Die Studie zeigt jetzt aber, dass es jüngeren Menschen zwischen 18 bis 29 Jahren schlechter geht. Dabei würde man erwarten, dass gerade junge Menschen, die ihr Elternhaus verlassen, viele Freiheiten und Möglichkeiten haben, auf einem hohen Glückslevel sind. “In den vergangenen Jahren mehrt sich die Evidenz, dass jüngere Alterskohorten sowohl in ihrem subjektiven als auch in ihrem mentalen Wohlbefinden deutlich hinter dem Niveau früherer Generationen zurückbleiben”, sagt Leonie Steckermeier.

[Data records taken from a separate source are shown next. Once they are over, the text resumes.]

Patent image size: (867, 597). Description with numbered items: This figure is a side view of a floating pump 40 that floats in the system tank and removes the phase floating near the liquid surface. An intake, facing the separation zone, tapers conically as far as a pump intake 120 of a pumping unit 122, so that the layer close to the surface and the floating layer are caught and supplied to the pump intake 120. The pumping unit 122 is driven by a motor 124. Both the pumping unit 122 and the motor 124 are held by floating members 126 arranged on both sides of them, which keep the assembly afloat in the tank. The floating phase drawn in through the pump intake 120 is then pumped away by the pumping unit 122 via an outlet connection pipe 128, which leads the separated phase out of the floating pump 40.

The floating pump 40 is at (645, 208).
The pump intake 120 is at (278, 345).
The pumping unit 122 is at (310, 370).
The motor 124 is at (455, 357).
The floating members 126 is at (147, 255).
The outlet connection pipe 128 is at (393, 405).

Dahinter könnte – und das ist wieder reine Spekulation – als Ursache die Auswirkungen der Corona-Pandemie stecken. Denn jüngere Menschen waren den Schrecken und Nachteilen besonders ausgeliefert. Hilke Brockmann hat auch hier eine vorsichtige Erklärung. “Der Staat, der ja auch zur Bewältigung der Pandemie agiert hat, hat das eben nicht abfedern können. Und dieser Mangel am sogenannten sozialen Kapital ist natürlich etwas, was besonders jüngere Leute betrifft.”

Die glücklichsten Menschen in Deutschland sind übrigens die ab 70 Jahren aufwärts.

Die Befragungen werden in den kommenden Jahren mit denselben Personen jährlich wiederholt, sodass zukünftig Veränderungen im Zeitverlauf analysiert werden können.